80-mile JETRide

With the prospect of an 80-mile ride, first thoughts turn to the weather apps on mobile phones.

The threat of torrential rain had been looming in the lead up to the challenge, but fortunately the day started dry and the RAF Coningsby Team were ready.
The Jon Egging Trust, the charity set up in the memory of the Red Arrow pilot Jon Eggin who tragically lost his life at the Bournemouth Air Festival, organised the inaugural JETRide; an 80 or 50-mile ride through the quiet Lincolnshire countryside, starting and finishing at RAF College Cranwell. A team of 13 personnel from RAF Coningsby, embarking on the 80 mile ride and led by Gp Capt Flewin arrived at RAFC Cranwell early in the morning for registration and last minute bike checks. They were joined by a team from the fire section who were undertaking the 50 mile challenge.
As the team approached the start line waiting for the starters whistle, it dawned on a few members that 80 miles was indeed quite a long distance. Hopefully the preparatory training sessions were enough to get them across the finish line in about 5 hours’ time.
With good riding conditions, the team left Cranwell and cycled south towards Rauceby and the only hill of any real note. After re-grouping at the top, the peloton continued without any significant trouble. That is until about mile 7, when a pot hole caused the first mechanical issue of the ride. Flt Lt Rob Chappell’s rear wheel did not survive contact, and a puncture repair kit was needed. Fortunately, with the speed of an F1 pit crew, Wg Cdr Paul Hamilton changed the inner tube, and the group were back on the road within 5 minutes.

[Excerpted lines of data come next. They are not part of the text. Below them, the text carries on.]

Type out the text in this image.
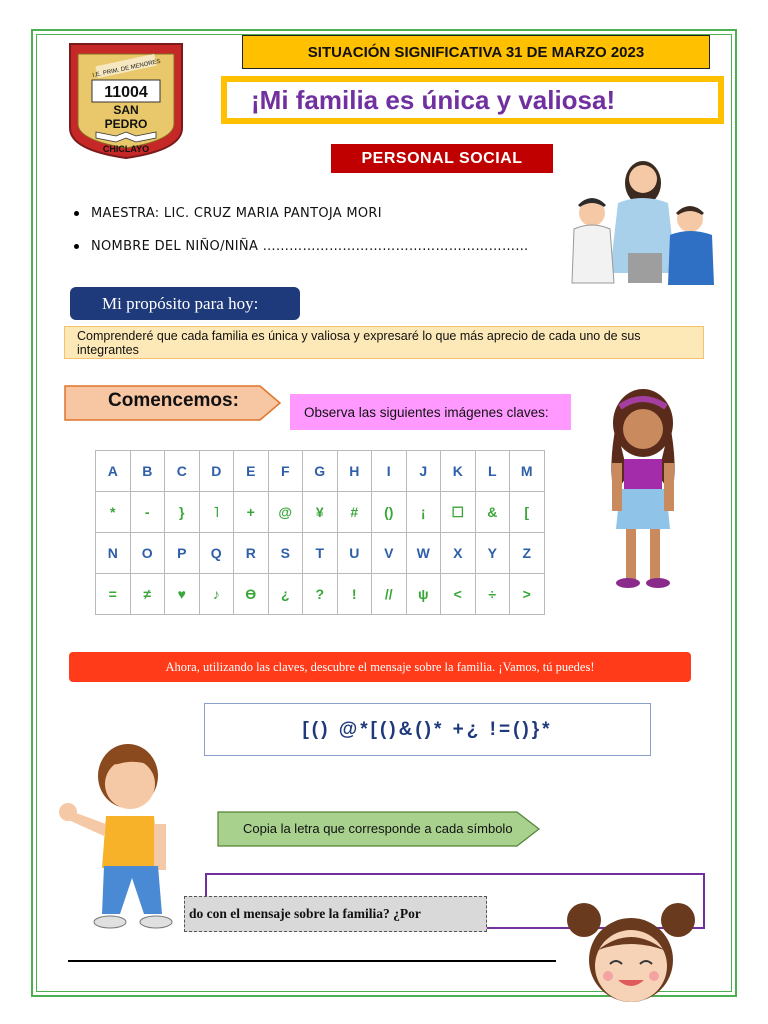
I.E. PRIM. DE MENORES
11004
SAN
PEDRO
CHICLAYO
SITUACIÓN SIGNIFICATIVA 31 DE MARZO 2023
¡Mi familia es única y valiosa!
PERSONAL SOCIAL
MAESTRA: LIC. CRUZ MARIA PANTOJA MORI
NOMBRE DEL NIÑO/NIÑA ……………………………………………………
Mi propósito para hoy:
Comprenderé que cada familia es única y valiosa y expresaré lo que más aprecio de cada uno de sus integrantes
Comencemos:
Observa las siguientes imágenes claves:
A	B	C	D	E	F	G	H	I	J	K	L	M
*	-	}	˥	+	@	¥	#	()	¡	☐	&	[
N	O	P	Q	R	S	T	U	V	W	X	Y	Z
=	≠	♥	♪	ϴ	¿	?	!	//	ψ	<	÷	>
Ahora, utilizando las claves, descubre el mensaje sobre la familia. ¡Vamos, tú puedes!
[() @*[()&()* +¿ !=()}*
Copia la letra que corresponde a cada símbolo
do con el mensaje sobre la familia? ¿Por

The remainder of the first leg continued without incident, and it was with relief when they arrived at the feed station. After a well laid on buffet and hot coffee, the main group of riders got back on the road. By this time a couple of the speedier team members had pressed on ahead, leaving a core of 8 RAF Coningsby personnel to ride the next section.
The miles continued to slip past as the peloton rode south through Lincolnshire, with some segments requiring a ‘heads down’ approach, and others allowing time to take in the stunning scenery. About half way through the second leg, a lone rider from RAF Leeming loomed ahead. Flt Lt Martyn Clark from the Operational Training Centre had played the good Samaritan and stopped to help someone whose chain had broken and was subsequently left on his own. He was welcomed into the RAF Coningsby team as they cycled towards mile 50 and the next feed station.
The feed station car park was the scene of the second fall of the day. Keen to get fed and watered, the lead person forgot to compensate for the loose gravel and their front wheel slid away, depositing them in front of an unsympathetic crowd of fellow cyclists. Fortunately, the only thing damaged was pride, and after refuelling, it was back on the road to commence the final leg.
Spirits were high as people were keen to reach the finish line, but the cycling gods had other ideas. With approximately 7 miles left, Flt Lt Chappell not content to have one flat wheel, suffered a second puncture. This time the changeover was not as smooth and 2 inner tubes later (and some minutes) the group were finally heading back to Cranwell. Unfortunately, a second mechanical issue occurred when some loose chippings from a passing car flicked and lodged themselves in Flt Lt Clarke’s gear system. After some roadside repair, and with fingers crossed that nothing else was going to happen, the team were on their way again. With no further incidents, and after completing a circuit of the Orange outside of College Hall’s Officers’ Mess, Team RAF Coningsby crossed the finish line with a time of 5hrs 15mins, raising over £800 for the Trust.